Macron gilt als überraschender Senkrechtstarter in diesem französischen Wahlkampf. Als er vor einem Jahr, damals noch als Wirtschaftsminister in der sozialistischen Regierung, seine Partei "En marche!" ("In Bewegung!") gründete, Ende August das Kabinett verließ und sich gegen seinen politischen Mentor François Hollande in die Kampagne stürzte, galt dieses Vorgehen als halsbrecherisch. Macron hatte weder einen großen Parteiapparat hinter sich noch eine lokale Verankerung.
Doch dank sozialer Netzwerke wuchs "En marche!" schnell. Freiwillige führten Tür-zu-Tür-Befragungen im ganzen Land durch und machten auf Basis der Antworten Vorschläge, die Macron in sein Programm einarbeitete. Dazu gehören der Umbau der Rentenversicherung, um beim Staat und in der Privatwirtschaft Beschäftigte gleicher zu behandeln, ein Investitionsprogramm und eine Lockerung des Arbeitsrechtes - anstatt die 35-Stunden-Woche pauschal abzuschaffen, sollen Vereinbarungen auf Betriebs- und Branchenebene Vorrang haben.
Als einziger Kandidat verpflichtet sich der 39-Jährige, das Defizitkriterium von drei Prozent einzuhalten, und wirbt für eine Vertiefung der europäischen Zusammenarbeit. Heute zählt "En marche!" mehr als 200.000 Mitglieder und will bei den Parlamentswahlen im Juni in allen Wahlkreisen eigene Kandidaten aufstellen. Denn sollte Macron bei den Präsidentenwahlen am 23. April und 7. Mai siegen, braucht er auch eine Mehrheit in der Nationalversammlung, um seine Ideen umsetzen zu können. Er hat angekündigt, sowohl mit der gemäßigten Linken wie der Rechten und natürlich der politischen Mitte zusammenarbeiten zu wollen - mit allen "Progressisten". Deshalb ist die Unterstützung des Chefs der Zentrumspartei MoDem François Bayrou, aber auch des grünen Ex-EU-Abgeordneten Daniel Cohn-Bendit so wichtig für ihn.

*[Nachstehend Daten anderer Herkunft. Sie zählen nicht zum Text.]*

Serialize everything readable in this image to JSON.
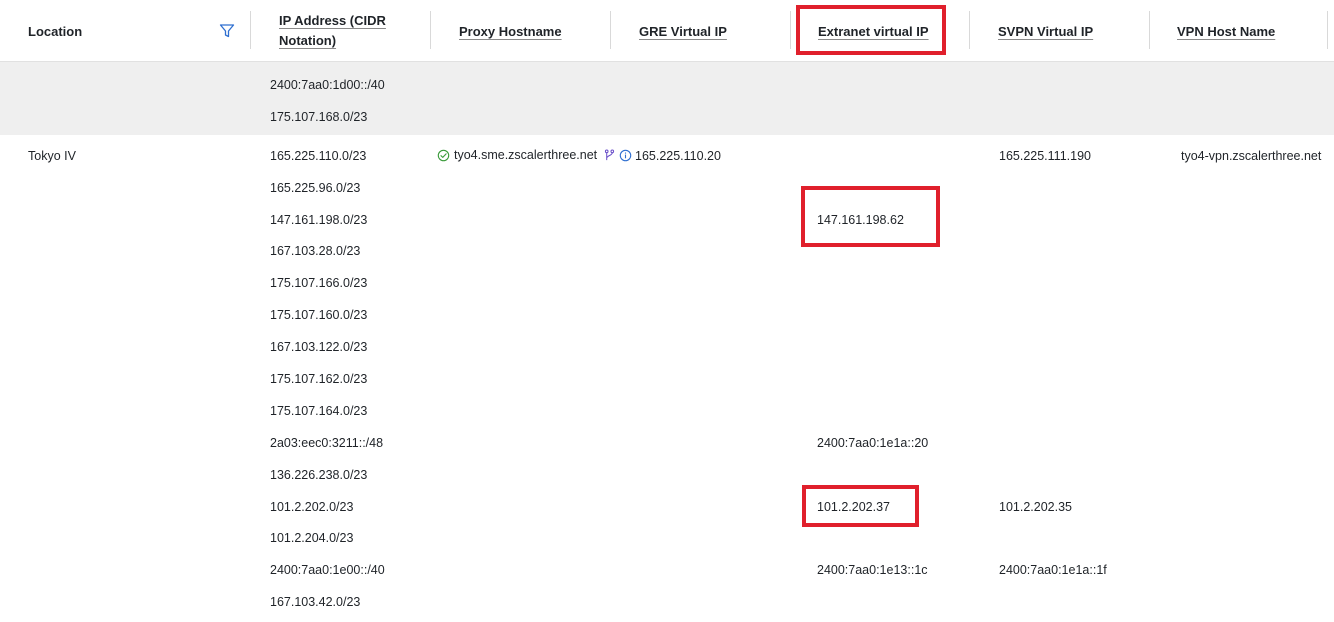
{
  "colors": {
    "accent": "#2f6fd0",
    "highlight": "#e0202c",
    "ok": "#3a9b3a",
    "band": "#efefef"
  },
  "header": {
    "location": "Location",
    "ip_line1": "IP Address (CIDR",
    "ip_line2": "Notation)",
    "proxy": "Proxy Hostname",
    "gre": "GRE Virtual IP",
    "extranet": "Extranet virtual IP",
    "svpn": "SVPN Virtual IP",
    "vpn": "VPN Host Name",
    "filter_icon": "filter-icon"
  },
  "prev_row": {
    "ips": [
      "2400:7aa0:1d00::/40",
      "175.107.168.0/23"
    ]
  },
  "row": {
    "location": "Tokyo IV",
    "proxy_hostname": "tyo4.sme.zscalerthree.net",
    "proxy_status_icon": "check-circle-icon",
    "proxy_branch_icon": "branch-icon",
    "proxy_info_icon": "info-icon",
    "gre_ip": "165.225.110.20",
    "svpn_ip_1": "165.225.111.190",
    "vpn_host": "tyo4-vpn.zscalerthree.net",
    "extranet_1": "147.161.198.62",
    "extranet_2": "2400:7aa0:1e1a::20",
    "extranet_3": "101.2.202.37",
    "extranet_4": "2400:7aa0:1e13::1c",
    "svpn_ip_2": "101.2.202.35",
    "svpn_ip_3": "2400:7aa0:1e1a::1f",
    "ips": [
      "165.225.110.0/23",
      "165.225.96.0/23",
      "147.161.198.0/23",
      "167.103.28.0/23",
      "175.107.166.0/23",
      "175.107.160.0/23",
      "167.103.122.0/23",
      "175.107.162.0/23",
      "175.107.164.0/23",
      "2a03:eec0:3211::/48",
      "136.226.238.0/23",
      "101.2.202.0/23",
      "101.2.204.0/23",
      "2400:7aa0:1e00::/40",
      "167.103.42.0/23"
    ]
  }
}
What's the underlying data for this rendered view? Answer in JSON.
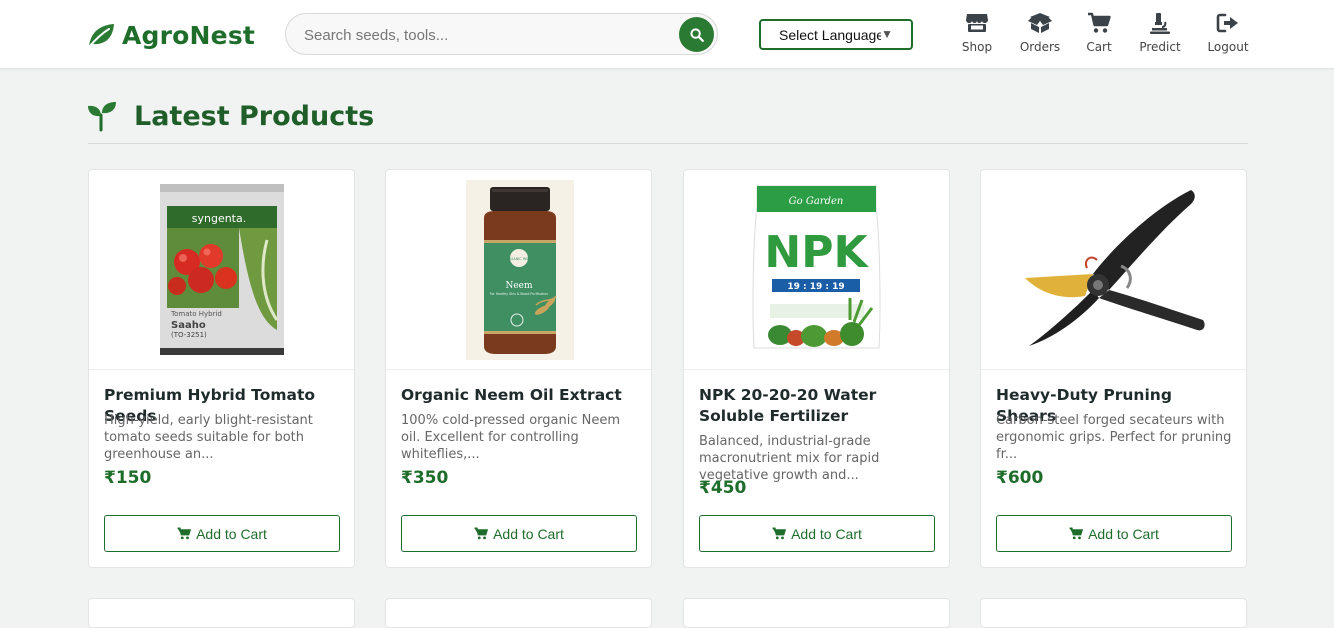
{
  "brand": {
    "name": "AgroNest",
    "icon": "leaf-icon",
    "color": "#1f6d2b"
  },
  "search": {
    "placeholder": "Search seeds, tools...",
    "value": "",
    "button_icon": "search-icon"
  },
  "language": {
    "selected": "Select Language",
    "caret": "▼"
  },
  "nav": [
    {
      "label": "Shop",
      "icon": "store-icon"
    },
    {
      "label": "Orders",
      "icon": "box-icon"
    },
    {
      "label": "Cart",
      "icon": "cart-icon"
    },
    {
      "label": "Predict",
      "icon": "microscope-icon"
    },
    {
      "label": "Logout",
      "icon": "logout-icon"
    }
  ],
  "section": {
    "title": "Latest Products",
    "icon": "seedling-icon"
  },
  "products": [
    {
      "title": "Premium Hybrid Tomato Seeds",
      "description": "High-yield, early blight-resistant tomato seeds suitable for both greenhouse an...",
      "price": "₹150",
      "button": "Add to Cart",
      "image_text": {
        "brand": "syngenta.",
        "line1": "Tomato Hybrid",
        "line2": "Saaho",
        "line3": "(TO-3251)"
      }
    },
    {
      "title": "Organic Neem Oil Extract",
      "description": "100% cold-pressed organic Neem oil. Excellent for controlling whiteflies,...",
      "price": "₹350",
      "button": "Add to Cart",
      "image_text": {
        "brand": "ORGANIC INDIA",
        "line1": "Neem",
        "line2": "For Healthy Skin & Blood Purification"
      }
    },
    {
      "title": "NPK 20-20-20 Water Soluble Fertilizer",
      "description": "Balanced, industrial-grade macronutrient mix for rapid vegetative growth and...",
      "price": "₹450",
      "button": "Add to Cart",
      "image_text": {
        "brand": "Go Garden",
        "line1": "NPK",
        "line2": "19 : 19 : 19"
      }
    },
    {
      "title": "Heavy-Duty Pruning Shears",
      "description": "Carbon-steel forged secateurs with ergonomic grips. Perfect for pruning fr...",
      "price": "₹600",
      "button": "Add to Cart"
    }
  ],
  "colors": {
    "accent": "#1f6d2b",
    "background": "#f1f3f2",
    "price": "#1f6d2b"
  }
}
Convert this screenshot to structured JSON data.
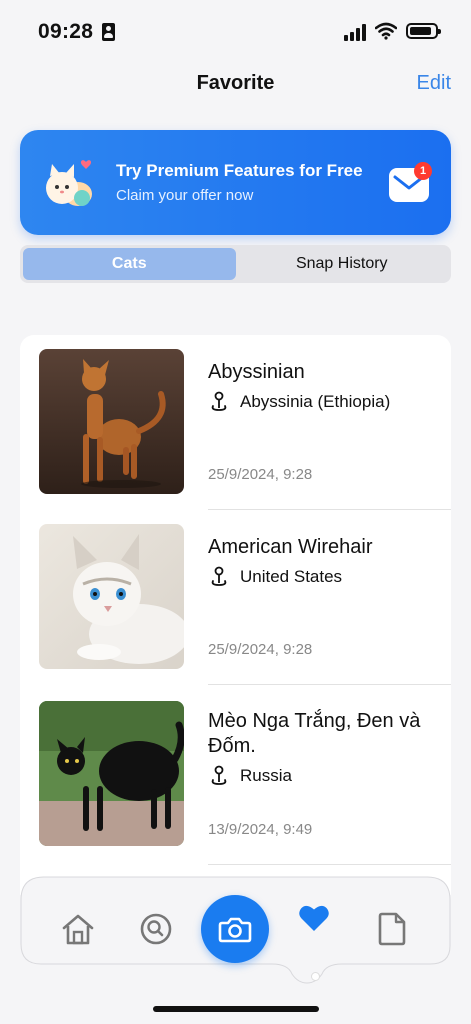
{
  "status_bar": {
    "time": "09:28"
  },
  "header": {
    "title": "Favorite",
    "edit_label": "Edit"
  },
  "banner": {
    "title": "Try Premium Features for Free",
    "subtitle": "Claim your offer now",
    "notification_count": "1"
  },
  "segment": {
    "tabs": [
      {
        "label": "Cats",
        "active": true
      },
      {
        "label": "Snap History",
        "active": false
      }
    ]
  },
  "favorites": [
    {
      "name": "Abyssinian",
      "origin": "Abyssinia (Ethiopia)",
      "date": "25/9/2024, 9:28"
    },
    {
      "name": "American Wirehair",
      "origin": "United States",
      "date": "25/9/2024, 9:28"
    },
    {
      "name": "Mèo Nga Trắng, Đen và Đốm.",
      "origin": "Russia",
      "date": "13/9/2024, 9:49"
    }
  ],
  "bottom_nav": {
    "items": [
      {
        "icon": "home-icon"
      },
      {
        "icon": "search-icon"
      },
      {
        "icon": "camera-icon"
      },
      {
        "icon": "heart-icon",
        "active": true
      },
      {
        "icon": "document-icon"
      }
    ]
  },
  "colors": {
    "accent": "#1a7cf0",
    "banner": "#2e86f0",
    "segment_active": "#96b8ec",
    "notification": "#ff3b30"
  }
}
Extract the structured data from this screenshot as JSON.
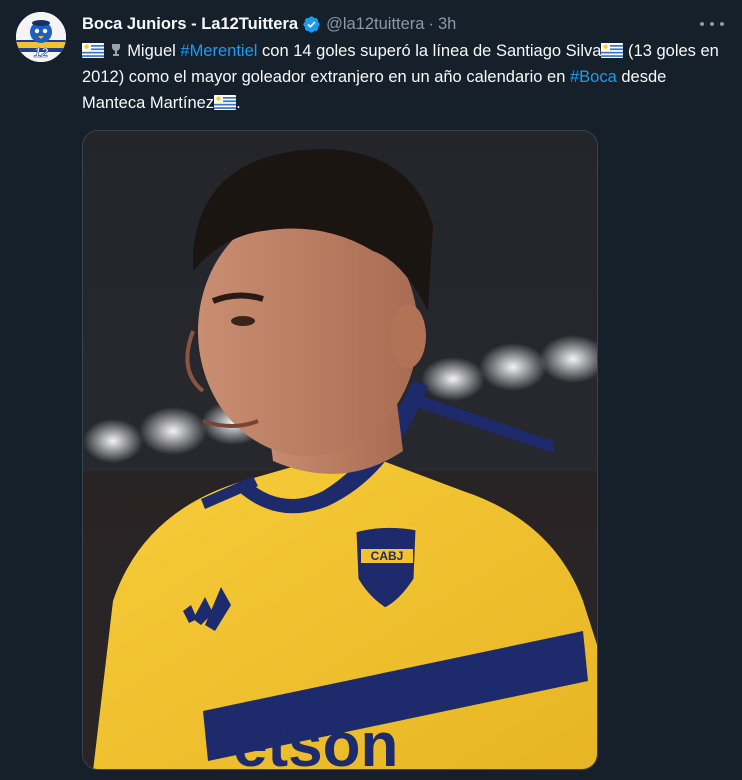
{
  "tweet": {
    "display_name": "Boca Juniors - La12Tuittera",
    "handle": "@la12tuittera",
    "separator": "·",
    "time": "3h",
    "text": {
      "part1": "Miguel",
      "tag1": "#Merentiel",
      "part2": "con 14 goles superó la línea de Santiago Silva",
      "part3": "(13 goles en 2012) como el mayor goleador extranjero en un año calendario en",
      "tag2": "#Boca",
      "part4": "desde Manteca Martínez",
      "end": "."
    },
    "avatar_text": "12",
    "media_jersey_text": "CABJ",
    "media_sponsor_text": "etson"
  },
  "colors": {
    "background": "#15202b",
    "text": "#f7f9f9",
    "secondary": "#8b98a5",
    "link": "#1d9bf0",
    "verified": "#1d9bf0",
    "jersey_yellow": "#f2c230",
    "jersey_blue": "#1d2a6b"
  },
  "icons": {
    "verified": "verified-badge-icon",
    "more": "more-options-icon",
    "flag": "uruguay-flag-icon"
  }
}
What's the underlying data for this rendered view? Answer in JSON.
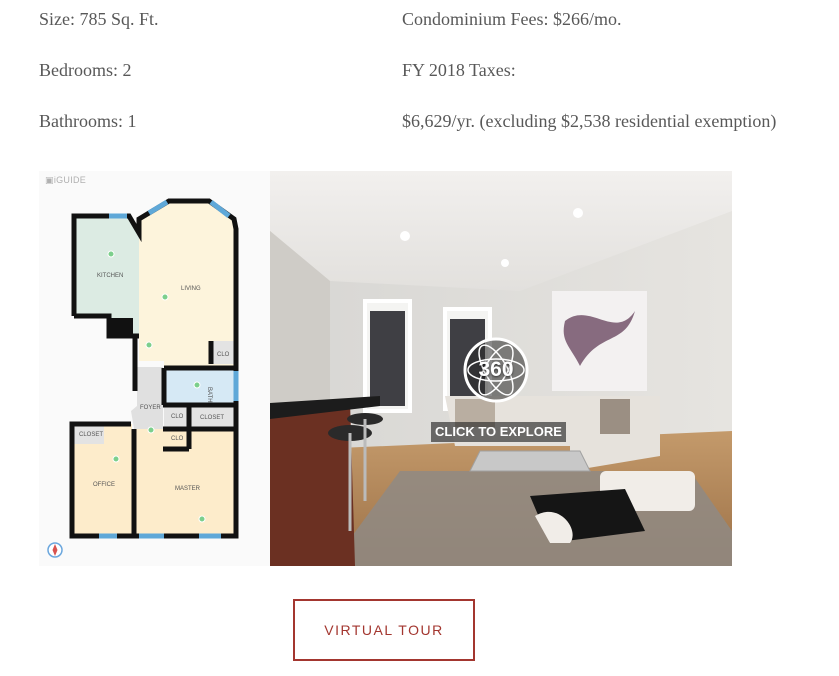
{
  "facts": {
    "size": "Size: 785 Sq. Ft.",
    "bedrooms": "Bedrooms: 2",
    "bathrooms": "Bathrooms: 1",
    "condo_fees": "Condominium Fees: $266/mo.",
    "taxes_label": "FY 2018 Taxes:",
    "taxes_value": "$6,629/yr. (excluding $2,538 residential exemption)"
  },
  "tour": {
    "brand": "iGUIDE",
    "badge": "360",
    "explore_label": "CLICK TO EXPLORE",
    "rooms": {
      "kitchen": "KITCHEN",
      "living": "LIVING",
      "bath": "BATH",
      "foyer": "FOYER",
      "clo": "CLO",
      "closet": "CLOSET",
      "office": "OFFICE",
      "master": "MASTER"
    }
  },
  "button": {
    "label": "VIRTUAL TOUR"
  },
  "colors": {
    "accent": "#a3362f",
    "text": "#585858"
  }
}
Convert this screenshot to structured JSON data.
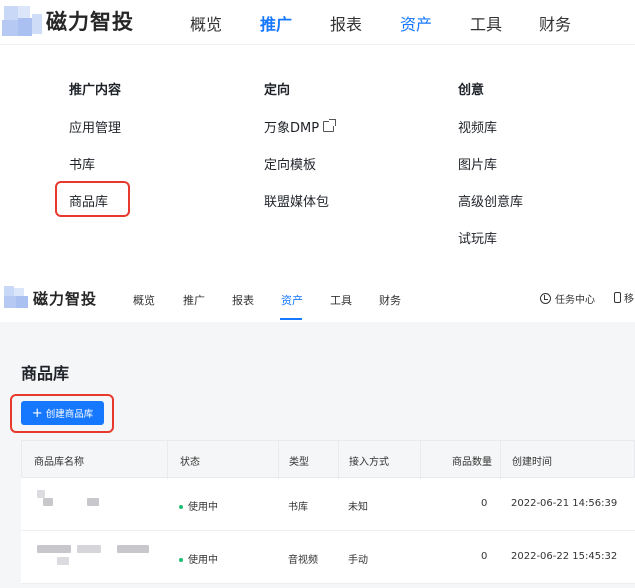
{
  "brand": "磁力智投",
  "topnav": {
    "items": [
      "概览",
      "推广",
      "报表",
      "资产",
      "工具",
      "财务"
    ]
  },
  "dropdown": {
    "columns": [
      {
        "head": "推广内容",
        "items": [
          "应用管理",
          "书库",
          "商品库"
        ]
      },
      {
        "head": "定向",
        "items": [
          "万象DMP",
          "定向模板",
          "联盟媒体包"
        ]
      },
      {
        "head": "创意",
        "items": [
          "视频库",
          "图片库",
          "高级创意库",
          "试玩库"
        ]
      }
    ]
  },
  "subnav": {
    "items": [
      "概览",
      "推广",
      "报表",
      "资产",
      "工具",
      "财务"
    ],
    "active": "资产",
    "task_center": "任务中心",
    "mobile_label": "移"
  },
  "page": {
    "title": "商品库",
    "create_button": "创建商品库"
  },
  "table": {
    "columns": [
      "商品库名称",
      "状态",
      "类型",
      "接入方式",
      "商品数量",
      "创建时间"
    ],
    "rows": [
      {
        "status": "使用中",
        "type": "书库",
        "access": "未知",
        "count": "0",
        "created": "2022-06-21 14:56:39"
      },
      {
        "status": "使用中",
        "type": "音视频",
        "access": "手动",
        "count": "0",
        "created": "2022-06-22 15:45:32"
      }
    ]
  },
  "colors": {
    "accent": "#1677ff",
    "highlight_box": "#e8392e",
    "status_green": "#1dbf73"
  }
}
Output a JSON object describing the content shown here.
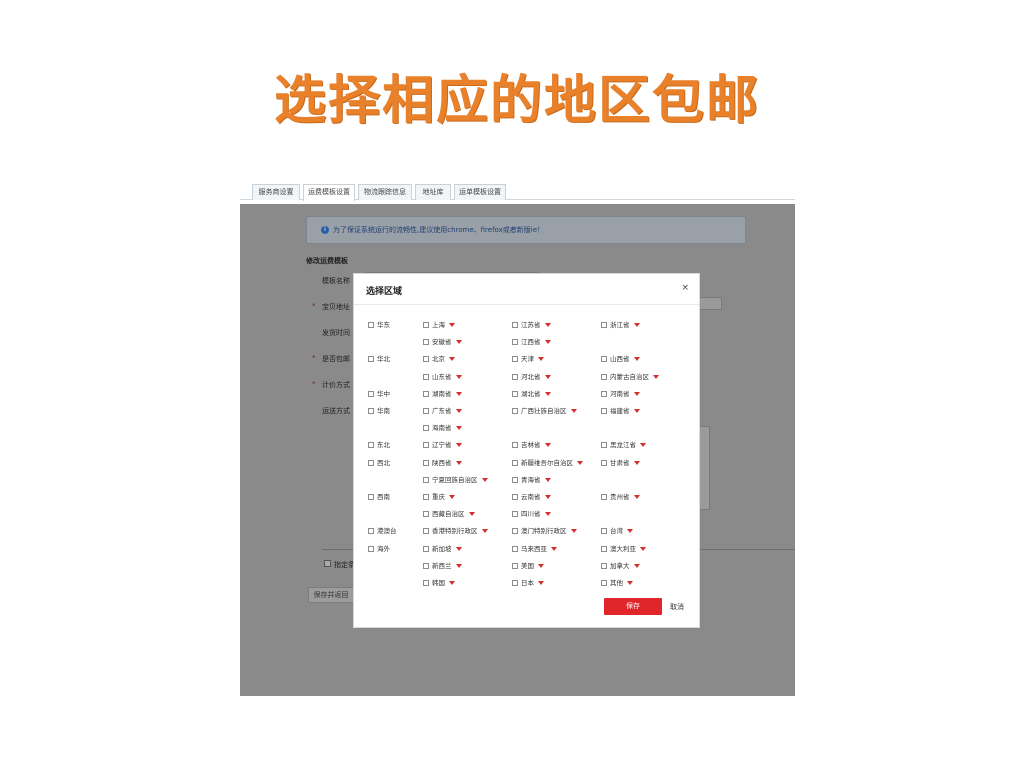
{
  "slide": {
    "title": "选择相应的地区包邮"
  },
  "tabs": [
    "服务商设置",
    "运费模板设置",
    "物流跟踪信息",
    "地址库",
    "运单模板设置"
  ],
  "notice": {
    "text": "为了保证系统运行的流畅性,建议使用chrome、firefox或者新版ie！"
  },
  "background_form": {
    "section_title": "修改运费模板",
    "labels": [
      "模板名称",
      "宝贝地址",
      "发货时间",
      "是否包邮",
      "计价方式",
      "运送方式"
    ],
    "bottom_check_label": "指定条",
    "save_return_label": "保存并返回"
  },
  "modal": {
    "title": "选择区域",
    "close": "×",
    "save_label": "保存",
    "cancel_label": "取消",
    "regions": [
      {
        "label": "华东",
        "row": 0
      },
      {
        "label": "华北",
        "row": 2
      },
      {
        "label": "华中",
        "row": 4
      },
      {
        "label": "华南",
        "row": 5
      },
      {
        "label": "东北",
        "row": 7
      },
      {
        "label": "西北",
        "row": 8
      },
      {
        "label": "西南",
        "row": 10
      },
      {
        "label": "港澳台",
        "row": 12
      },
      {
        "label": "海外",
        "row": 13
      }
    ],
    "provinces": [
      {
        "label": "上海",
        "row": 0,
        "col": 0
      },
      {
        "label": "江苏省",
        "row": 0,
        "col": 1
      },
      {
        "label": "浙江省",
        "row": 0,
        "col": 2
      },
      {
        "label": "安徽省",
        "row": 1,
        "col": 0
      },
      {
        "label": "江西省",
        "row": 1,
        "col": 1
      },
      {
        "label": "北京",
        "row": 2,
        "col": 0
      },
      {
        "label": "天津",
        "row": 2,
        "col": 1
      },
      {
        "label": "山西省",
        "row": 2,
        "col": 2
      },
      {
        "label": "山东省",
        "row": 3,
        "col": 0
      },
      {
        "label": "河北省",
        "row": 3,
        "col": 1
      },
      {
        "label": "内蒙古自治区",
        "row": 3,
        "col": 2
      },
      {
        "label": "湖南省",
        "row": 4,
        "col": 0
      },
      {
        "label": "湖北省",
        "row": 4,
        "col": 1
      },
      {
        "label": "河南省",
        "row": 4,
        "col": 2
      },
      {
        "label": "广东省",
        "row": 5,
        "col": 0
      },
      {
        "label": "广西壮族自治区",
        "row": 5,
        "col": 1
      },
      {
        "label": "福建省",
        "row": 5,
        "col": 2
      },
      {
        "label": "海南省",
        "row": 6,
        "col": 0
      },
      {
        "label": "辽宁省",
        "row": 7,
        "col": 0
      },
      {
        "label": "吉林省",
        "row": 7,
        "col": 1
      },
      {
        "label": "黑龙江省",
        "row": 7,
        "col": 2
      },
      {
        "label": "陕西省",
        "row": 8,
        "col": 0
      },
      {
        "label": "新疆维吾尔自治区",
        "row": 8,
        "col": 1
      },
      {
        "label": "甘肃省",
        "row": 8,
        "col": 2
      },
      {
        "label": "宁夏回族自治区",
        "row": 9,
        "col": 0
      },
      {
        "label": "青海省",
        "row": 9,
        "col": 1
      },
      {
        "label": "重庆",
        "row": 10,
        "col": 0
      },
      {
        "label": "云南省",
        "row": 10,
        "col": 1
      },
      {
        "label": "贵州省",
        "row": 10,
        "col": 2
      },
      {
        "label": "西藏自治区",
        "row": 11,
        "col": 0
      },
      {
        "label": "四川省",
        "row": 11,
        "col": 1
      },
      {
        "label": "香港特别行政区",
        "row": 12,
        "col": 0
      },
      {
        "label": "澳门特别行政区",
        "row": 12,
        "col": 1
      },
      {
        "label": "台湾",
        "row": 12,
        "col": 2
      },
      {
        "label": "新加坡",
        "row": 13,
        "col": 0
      },
      {
        "label": "马来西亚",
        "row": 13,
        "col": 1
      },
      {
        "label": "澳大利亚",
        "row": 13,
        "col": 2
      },
      {
        "label": "新西兰",
        "row": 14,
        "col": 0
      },
      {
        "label": "美国",
        "row": 14,
        "col": 1
      },
      {
        "label": "加拿大",
        "row": 14,
        "col": 2
      },
      {
        "label": "韩国",
        "row": 15,
        "col": 0
      },
      {
        "label": "日本",
        "row": 15,
        "col": 1
      },
      {
        "label": "其他",
        "row": 15,
        "col": 2
      }
    ]
  },
  "colors": {
    "title": "#e8812a",
    "save_button": "#e0262a",
    "caret": "#d42f2f",
    "overlay": "#8a8a8a"
  },
  "icons": [
    "info-icon",
    "close-icon",
    "caret-down-icon",
    "checkbox-icon"
  ]
}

Dass ihn nach der britischen Premierministerin Theresa May letzte Woche auch Bundeskanzlerin Angela Merkel in Berlin empfing, stärkt ihn ebenfalls. Vor allem profitiert Macron von der Schwäche seiner Gegner: Marine Le Pen liegt in Umfragen zwar vorne, doch ein Sieg bei der Stichwahl scheint unwahrscheinlich. Der Konservative François Fillon ist durch den Skandal um Scheinbeschäftigung seiner Frau stark geschwächt. Die Sozialisten wiederum wählten mit Benoît Hamon einen Parteilinken zum Kandidaten, der sich sehr abseitig positioniert. Immer mehr Sozialisten schließen sich Macron an.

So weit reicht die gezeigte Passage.